AMAZÓNIA/Europa.ambiente Francisco: o Sínodo é filho da “Laudato si”
AMAZÓNIA/Europa.ambiente
Francisco: o Sínodo é filho da
“Laudato si”
Entrevista com o Papa Francisco ao jornal italiano La Stampa-Vatican
Insider: a Europa não deve dissolver-se, as identidades dos povos devem ser
respeitadas, mas sem fechamentos. A política precisa de criatividade e
prudência no acolhimento aos migrantes.

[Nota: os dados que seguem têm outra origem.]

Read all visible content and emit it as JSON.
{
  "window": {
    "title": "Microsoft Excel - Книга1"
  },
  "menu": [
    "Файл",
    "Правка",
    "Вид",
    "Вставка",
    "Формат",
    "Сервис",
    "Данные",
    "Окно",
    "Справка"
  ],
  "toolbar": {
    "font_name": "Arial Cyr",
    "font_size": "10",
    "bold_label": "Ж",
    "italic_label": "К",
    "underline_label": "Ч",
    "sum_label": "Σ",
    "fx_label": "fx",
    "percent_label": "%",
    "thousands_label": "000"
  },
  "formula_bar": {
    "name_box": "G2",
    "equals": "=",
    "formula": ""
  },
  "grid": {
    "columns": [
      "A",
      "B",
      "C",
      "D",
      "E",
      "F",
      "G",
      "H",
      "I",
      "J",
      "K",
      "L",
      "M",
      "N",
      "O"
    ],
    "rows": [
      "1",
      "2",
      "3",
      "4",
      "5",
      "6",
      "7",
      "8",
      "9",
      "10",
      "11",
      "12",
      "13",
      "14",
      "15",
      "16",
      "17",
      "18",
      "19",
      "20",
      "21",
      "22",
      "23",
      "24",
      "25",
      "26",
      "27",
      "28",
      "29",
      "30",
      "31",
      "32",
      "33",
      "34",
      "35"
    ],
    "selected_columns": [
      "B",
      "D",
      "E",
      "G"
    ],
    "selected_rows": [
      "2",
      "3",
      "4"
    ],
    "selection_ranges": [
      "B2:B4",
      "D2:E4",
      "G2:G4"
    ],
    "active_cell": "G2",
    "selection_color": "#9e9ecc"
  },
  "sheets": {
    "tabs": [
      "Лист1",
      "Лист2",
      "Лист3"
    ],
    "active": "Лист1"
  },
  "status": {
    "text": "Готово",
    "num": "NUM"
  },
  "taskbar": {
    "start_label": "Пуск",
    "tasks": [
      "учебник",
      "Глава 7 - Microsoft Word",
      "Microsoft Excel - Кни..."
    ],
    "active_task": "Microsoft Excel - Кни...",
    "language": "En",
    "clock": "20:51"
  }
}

O Sínodo sobre a Amazónia será uma
resposta à emergência ambiental planetária, mas nasce da Igreja e terá uma
dimensão evangelizadora.
Por Vatican News
11 Agosto, 2019 JM
Foto: Vatican Media |
A Europa deve ser salva porque é um património que “não pode nem deve
se dissolver”. O diálogo e a escuta “a partir da própria identidade” e dos
valores humanos e cristãos são o antídoto contra soberanismos e populismos e o
motor para “um processo de relançamento”, “que vá em frente sem interrupções”.
A entrevista concedida pelo Papa Francisco a Domenico Agasso, especialista em
assuntos do Vaticano, do jornal diário “La Stampa” e coordenador do “Vatican
Insider”, parte da situação atual da União Europeia e trata de temas como
imigração, mudança climática e o próximo Sínodo sobre a Amazónia.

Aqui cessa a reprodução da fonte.